In the fall of 2008, a jury convicted the criminal of conspiracy and health care fraud for submitting false claims to Medicare, the U.S. government’s health-care program for the elderly and the disabled. After failing to show up for his sentencing in 2009 (he had already fled California and was on the lam), he was sentenced in absentia to nine years in federal prison in 2010 and ordered to pay back more than $525,000 in restitution , $25,000 in fines and forfeit more than $525,000 in stolen Medicare funds to the federal government. He was also ordered to serve three years of supervised release following his prison term.
So how did he do it? Through his Los Angeles-based durable medical equipment (DME) company, the fraudster used Los Angeles-area physicians’ Unique Provider Identification Numbers, which appear on prescriptions to file fraudulent beneficiary claims mostly for motorized wheelchairs costing $7,000 on average. After his conviction, the fraudster admitted to paying a co-conspirator up to $1,300 per prescription to support his fraudulent Medicare claims (Still a pretty swell profit margin).
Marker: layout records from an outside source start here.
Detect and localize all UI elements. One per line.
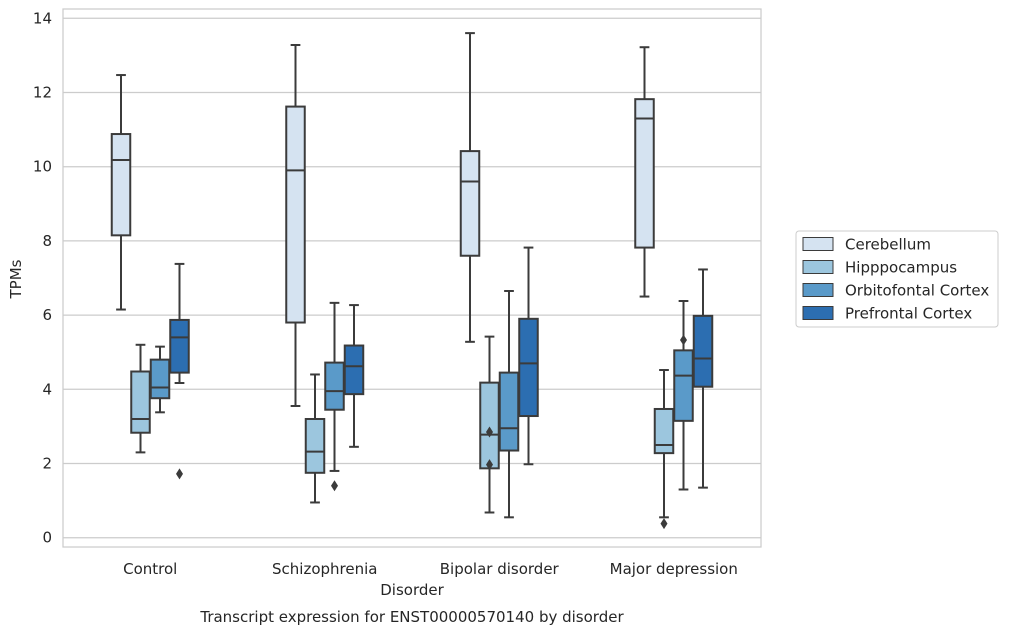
legend-swatch bbox=[802, 283, 834, 297]
y-tick-label: 8 bbox=[42, 232, 52, 250]
box-body bbox=[673, 349, 694, 422]
x-axis-ticks: Control Schizophrenia Bipolar disorder Majo… bbox=[123, 560, 738, 578]
y-tick-label: 4 bbox=[42, 380, 52, 398]
box-0-1 bbox=[130, 343, 151, 454]
box-3-2 bbox=[673, 300, 694, 491]
legend-label: Cerebellum bbox=[845, 236, 931, 254]
y-axis-ticks: 0 2 4 6 8 10 12 14 bbox=[33, 9, 52, 546]
x-tick-label: Schizophrenia bbox=[272, 560, 377, 578]
box-3-3 bbox=[692, 268, 714, 489]
box-2-2 bbox=[498, 289, 520, 519]
legend-swatch bbox=[802, 306, 834, 320]
x-tick-label: Major depression bbox=[610, 560, 738, 578]
x-tick-label: Control bbox=[123, 560, 177, 578]
legend-label: Hipppocampus bbox=[845, 259, 957, 277]
y-tick-label: 6 bbox=[42, 306, 52, 324]
box-body bbox=[653, 407, 675, 455]
grid-lines bbox=[63, 17, 761, 539]
box-3-1 bbox=[653, 369, 675, 530]
outlier-point bbox=[680, 334, 687, 346]
box-body bbox=[518, 317, 539, 418]
box-body bbox=[634, 98, 655, 249]
box-body bbox=[692, 314, 714, 388]
legend-frame bbox=[795, 230, 999, 328]
box-body bbox=[110, 133, 132, 237]
outlier-point bbox=[486, 426, 493, 438]
box-body bbox=[285, 105, 306, 324]
y-tick-label: 10 bbox=[33, 158, 52, 176]
box-1-0 bbox=[285, 43, 306, 408]
box-0-0 bbox=[110, 74, 132, 311]
y-tick-label: 0 bbox=[42, 529, 52, 547]
x-tick-label: Bipolar disorder bbox=[440, 560, 560, 578]
box-3-0 bbox=[634, 46, 655, 298]
x-axis-label: Disorder bbox=[380, 581, 444, 599]
y-tick-label: 14 bbox=[33, 9, 52, 27]
box-body bbox=[169, 318, 190, 374]
box-0-3 bbox=[169, 262, 190, 480]
chart-caption: Transcript expression for ENST0000057014… bbox=[199, 608, 624, 626]
box-body bbox=[343, 344, 365, 396]
y-tick-label: 2 bbox=[42, 455, 52, 473]
legend-swatch bbox=[802, 237, 834, 251]
y-tick-label: 12 bbox=[33, 83, 52, 101]
box-body bbox=[498, 371, 520, 452]
box-1-3 bbox=[343, 304, 365, 448]
y-axis-label: TPMs bbox=[7, 259, 25, 299]
box-body bbox=[324, 361, 345, 411]
plot-frame bbox=[62, 8, 762, 548]
legend-label: Orbitofontal Cortex bbox=[845, 282, 989, 300]
box-body bbox=[459, 150, 481, 257]
box-1-1 bbox=[304, 373, 326, 504]
legend: Cerebellum Hipppocampus Orbitofontal Corte… bbox=[795, 230, 999, 328]
box-body bbox=[149, 358, 171, 400]
outlier-point bbox=[660, 518, 668, 530]
box-body bbox=[479, 381, 500, 470]
box-body bbox=[130, 370, 151, 434]
legend-label: Prefrontal Cortex bbox=[845, 305, 972, 323]
boxes-layer bbox=[110, 32, 714, 530]
outlier-point bbox=[176, 468, 183, 480]
box-2-1 bbox=[479, 335, 500, 514]
outlier-point bbox=[331, 480, 338, 492]
box-2-0 bbox=[459, 32, 481, 343]
box-0-2 bbox=[149, 345, 171, 414]
outlier-point bbox=[486, 459, 493, 471]
legend-swatch bbox=[802, 260, 834, 274]
box-1-2 bbox=[324, 301, 345, 492]
box-body bbox=[304, 417, 326, 474]
box-2-3 bbox=[518, 246, 539, 466]
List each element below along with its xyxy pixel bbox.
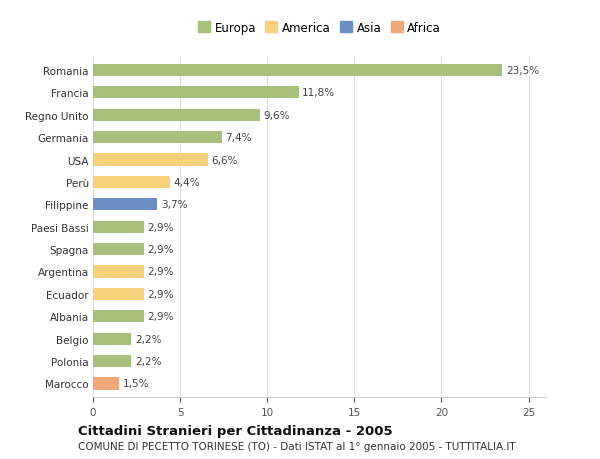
Text: 2,9%: 2,9% (147, 267, 173, 277)
Bar (93, 221, 143, 233)
Bar (93, 288, 143, 300)
Text: Cittadini Stranieri per Cittadinanza - 2005: Cittadini Stranieri per Cittadinanza - 2… (78, 424, 392, 437)
Bar (93, 333, 131, 345)
Text: 2,9%: 2,9% (147, 312, 173, 322)
Bar (93, 377, 119, 390)
Bar (93, 132, 222, 144)
Text: 2,2%: 2,2% (135, 356, 161, 366)
Bar (93, 355, 131, 367)
Bar (93, 199, 157, 211)
Text: 2,2%: 2,2% (135, 334, 161, 344)
Legend: Europa, America, Asia, Africa: Europa, America, Asia, Africa (196, 19, 443, 37)
Text: 11,8%: 11,8% (302, 88, 335, 98)
Text: COMUNE DI PECETTO TORINESE (TO) - Dati ISTAT al 1° gennaio 2005 - TUTTITALIA.IT: COMUNE DI PECETTO TORINESE (TO) - Dati I… (78, 441, 515, 451)
Text: 4,4%: 4,4% (173, 178, 200, 188)
Bar (93, 65, 502, 77)
Bar (93, 154, 208, 166)
Text: 23,5%: 23,5% (506, 66, 539, 76)
Text: 2,9%: 2,9% (147, 245, 173, 255)
Text: 6,6%: 6,6% (211, 155, 238, 165)
Text: 3,7%: 3,7% (161, 200, 187, 210)
Text: 2,9%: 2,9% (147, 222, 173, 232)
Text: 1,5%: 1,5% (122, 379, 149, 389)
Bar (93, 266, 143, 278)
Text: 9,6%: 9,6% (264, 111, 290, 120)
Bar (93, 176, 170, 189)
Text: 7,4%: 7,4% (226, 133, 252, 143)
Bar (93, 87, 299, 99)
Text: 2,9%: 2,9% (147, 289, 173, 299)
Bar (93, 109, 260, 122)
Bar (93, 243, 143, 256)
Bar (93, 310, 143, 323)
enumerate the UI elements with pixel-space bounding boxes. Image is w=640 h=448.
Other claims were for big ticket items such as scooters and hospital beds – all expensive accessories that beneficiaries did not need.
During the trial, multiple beneficiaries testified that they had been approached by “marketers” on the street, in their homes or even in church (now that’s low) and were encouraged to hand over their Medicare numbers and personal information in exchange for free power wheelchairs (Don’t they know that nothing is free?). Evidence showed that the DME company owner submitted claims for more than 170 beneficiaries, including one blind man who testified that he couldn’t see to operate the wheelchair. Other beneficiaries stated that they had been threatened by individuals claiming to represent Medicare; however, they were actually associated with the fraudster’s company. They were told that their Medicare benefits would be terminated if they did not accept the power wheelchairs (that they didn’t need). The fraudster was reported to have paid “patient recruiters” $100 for each reference provided for other Medicare patients who would take a power wheelchair.
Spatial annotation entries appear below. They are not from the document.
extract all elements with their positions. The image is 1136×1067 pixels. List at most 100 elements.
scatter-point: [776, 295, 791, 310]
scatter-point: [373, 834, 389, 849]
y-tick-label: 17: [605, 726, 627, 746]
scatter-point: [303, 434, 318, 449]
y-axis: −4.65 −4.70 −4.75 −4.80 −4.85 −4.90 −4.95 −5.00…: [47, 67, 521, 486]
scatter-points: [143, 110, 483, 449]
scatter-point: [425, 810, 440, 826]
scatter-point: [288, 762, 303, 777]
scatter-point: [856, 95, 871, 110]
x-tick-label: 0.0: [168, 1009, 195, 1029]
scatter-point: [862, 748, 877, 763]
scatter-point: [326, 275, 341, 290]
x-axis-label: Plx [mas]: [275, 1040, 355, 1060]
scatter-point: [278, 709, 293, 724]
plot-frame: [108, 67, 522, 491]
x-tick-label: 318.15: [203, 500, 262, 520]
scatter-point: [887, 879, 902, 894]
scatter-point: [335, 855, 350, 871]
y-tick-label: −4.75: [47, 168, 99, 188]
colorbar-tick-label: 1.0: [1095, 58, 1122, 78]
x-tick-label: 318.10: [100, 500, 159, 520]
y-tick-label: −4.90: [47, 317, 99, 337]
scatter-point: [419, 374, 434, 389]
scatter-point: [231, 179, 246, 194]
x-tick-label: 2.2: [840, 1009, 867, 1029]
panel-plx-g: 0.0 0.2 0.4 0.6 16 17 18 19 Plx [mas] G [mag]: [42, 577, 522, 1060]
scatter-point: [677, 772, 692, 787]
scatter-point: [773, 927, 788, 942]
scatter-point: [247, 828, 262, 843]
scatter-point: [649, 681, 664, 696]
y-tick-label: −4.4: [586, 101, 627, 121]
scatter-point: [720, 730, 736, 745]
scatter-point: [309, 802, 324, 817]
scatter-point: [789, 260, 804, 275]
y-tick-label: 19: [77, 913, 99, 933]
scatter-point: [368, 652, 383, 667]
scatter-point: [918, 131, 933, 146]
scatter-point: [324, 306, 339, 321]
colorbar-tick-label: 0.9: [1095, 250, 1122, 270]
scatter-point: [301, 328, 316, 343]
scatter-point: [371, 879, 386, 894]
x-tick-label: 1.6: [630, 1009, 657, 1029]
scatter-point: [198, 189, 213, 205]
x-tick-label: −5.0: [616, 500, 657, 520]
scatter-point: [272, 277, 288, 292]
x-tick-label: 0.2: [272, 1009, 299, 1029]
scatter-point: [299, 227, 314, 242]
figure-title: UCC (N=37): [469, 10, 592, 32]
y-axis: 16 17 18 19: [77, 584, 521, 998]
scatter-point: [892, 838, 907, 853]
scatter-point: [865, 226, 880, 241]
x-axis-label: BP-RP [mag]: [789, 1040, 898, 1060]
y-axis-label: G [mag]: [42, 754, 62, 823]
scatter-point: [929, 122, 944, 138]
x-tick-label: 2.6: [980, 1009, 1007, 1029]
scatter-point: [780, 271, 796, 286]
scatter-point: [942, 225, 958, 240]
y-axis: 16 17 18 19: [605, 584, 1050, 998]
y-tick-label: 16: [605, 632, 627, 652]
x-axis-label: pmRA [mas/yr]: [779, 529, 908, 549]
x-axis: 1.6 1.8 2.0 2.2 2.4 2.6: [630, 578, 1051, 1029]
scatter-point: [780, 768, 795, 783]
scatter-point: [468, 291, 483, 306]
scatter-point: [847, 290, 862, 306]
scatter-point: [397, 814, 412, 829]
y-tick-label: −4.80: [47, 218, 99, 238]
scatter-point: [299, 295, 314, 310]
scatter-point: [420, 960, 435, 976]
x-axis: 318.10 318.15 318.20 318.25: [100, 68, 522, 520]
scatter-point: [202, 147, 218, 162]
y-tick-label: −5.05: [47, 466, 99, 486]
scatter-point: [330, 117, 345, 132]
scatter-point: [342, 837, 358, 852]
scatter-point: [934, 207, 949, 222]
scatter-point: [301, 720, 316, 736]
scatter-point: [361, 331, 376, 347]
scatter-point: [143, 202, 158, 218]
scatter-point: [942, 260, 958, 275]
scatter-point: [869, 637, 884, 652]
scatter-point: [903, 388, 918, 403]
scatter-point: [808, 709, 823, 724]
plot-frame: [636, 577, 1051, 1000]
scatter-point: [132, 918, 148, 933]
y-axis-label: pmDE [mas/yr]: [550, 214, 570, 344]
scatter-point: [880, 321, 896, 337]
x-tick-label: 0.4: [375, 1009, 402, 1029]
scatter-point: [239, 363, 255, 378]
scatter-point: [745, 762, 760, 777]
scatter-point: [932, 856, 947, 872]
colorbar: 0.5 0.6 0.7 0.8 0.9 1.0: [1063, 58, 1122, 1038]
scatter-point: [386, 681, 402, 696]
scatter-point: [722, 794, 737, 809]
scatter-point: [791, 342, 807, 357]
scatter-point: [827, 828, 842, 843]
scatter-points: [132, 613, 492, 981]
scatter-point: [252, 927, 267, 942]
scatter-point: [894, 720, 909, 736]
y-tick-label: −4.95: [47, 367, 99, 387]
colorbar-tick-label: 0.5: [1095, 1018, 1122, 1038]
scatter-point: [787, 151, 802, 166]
Today, fraudulent DME equipment companies are utilizing forceful direct marketing tactics to obtain patients. This fugitive and his co-conspirators were bullies and their guerilla marketing tactics are detestable.
The Office of Inspector General at HHS started the list of 170 health fraud fugitives about 18 months ago to raise awareness about the importance of combating health care fraud. Since its inception, 18 have been arrested.
To avoid being a victim of DME Medicare fraud, patients should be cautious of providers who solicit business by offering kickbacks for taking an exam. Be wary of medical professionals or sales representatives who try to push expensive tests, procedures, or medical equipment procedures. Also, check all medical bills to verify the accuracy of charges.
The DME company owner was a master at paperwork and kept elaborate paper files, including the fake prescriptions and client photos in their wheelchairs. Investigators knew something was awry when they discovered that most of the beneficiaries lived nearly 200 miles from the Los Angeles-area store.